March 1997, Summary
The results of B'Tselem's investigation indicate that the soldiers acted illegally during the incident. Without justification, they shot and beat village residents, killing Muhammad al-Hilu and wounding three others. The investigation further indicates that al-Hilu very likely died from blows to the head and not from gunshots to his leg, as reported. He received blows from one of the soldiers while the soldier was sitting on the back of his neck.

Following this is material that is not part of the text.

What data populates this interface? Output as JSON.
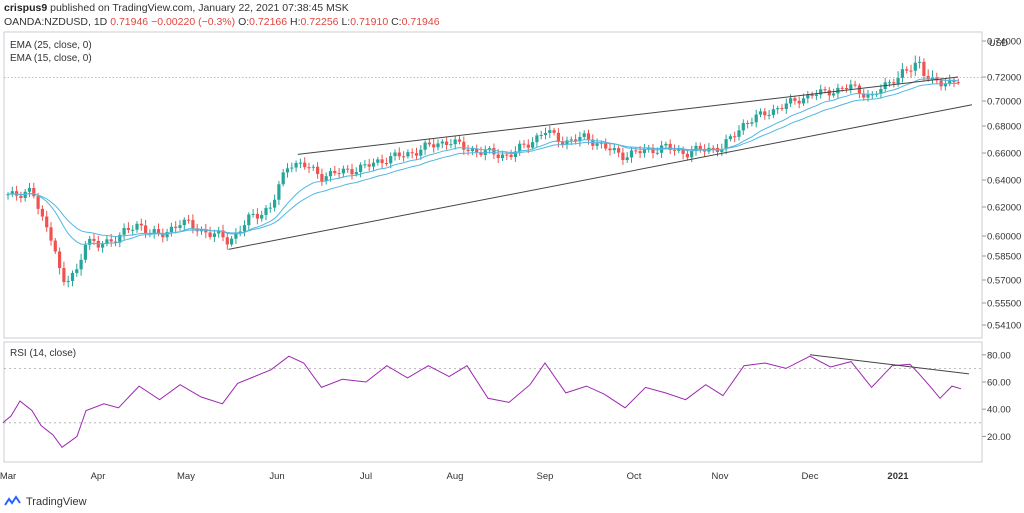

According to the testimonies, three soldiers from the "Duvdevan" undercover unit, dressed in civilian clothes, attacked one of the village residents, Hamzeh Salah a-Din, without any provocation. When village residents, thinking the three soldiers were Jewish settlers, assembled at the site, one of the soldiers turned a-Din into a hostage. Simultaneously, the soldiers fired at the legs of the crowd. After a-Din succeeded in fleeing, the soldiers grabbed, in his stead, the fifty-seven-year-old Muhammad al-Hilu, who had been wounded in the leg from the gunfire. One of the soldiers compelled the wounded al-Hilu to sit on the ground. The soldier then sat on the back of his neck and beat him in the head with his radio transmitter for some twenty minutes. Al-Hilu was killed. Three other persons were wounded by the gunfire.
Attempts of village residents to summon security forces failed. Soldiers at the checkpoint and police whom the residents stopped on the nearby main road refused to enter the village. Only much later did a Border Police jeep reach the scene.
The testimonies clearly indicate that the soldiers could have left the village without being injured and without injuring any of the residents. The entire incident occurred on the outskirts of the village, about half-a-kilometer from the military checkpoint. The soldiers were equipped with radio transmitters with which they could have summoned help. Moreover, village residents, among them al-Hilu, offered to help the soldiers leave the village. In spite of all this, the soldiers chose to remain in the village and confront its residents.
Al-Hilu was taken to Hadassah Hospital, Ein Karem. He was dead-on-arrival. The hospital spokesperson, Yossi Shoval, stated that "the cause of death can only be known after an autopsy; however, the physicians consider it very unlikely that he died from a wound to his knee." No autopsy was performed. The IDF Spokesperson contends that the reason was that the family firmly opposed an autopsy. However, there have been cases in which the family opposed an autopsy, but the State, thinking that an autopsy was necessary to determine the cause of death, applied to court, which authorized the autopsy. Other tests, such as a CT scan, which might have helped in determining the cause of death, were also not performed.
In the past, B'Tselem has protested that the methods used by undercover units, particularly the open-fire regulations, are illegal. Soldiers from these units enter hostile civilian populations disguised as civilians and armed only with firearms. These actions create a substantial likelihood that they will be exposed, which would place their lives in danger and require them to use their weapons. B'Tselem views with great severity the sending of soldiers dressed in civilian clothes into an innocent civilian population for the purpose of undercover training where there is a calculated danger that confrontation and injuries to civilians will result. Such activity demonstrates the IDF's profound disregard for Palestinian life.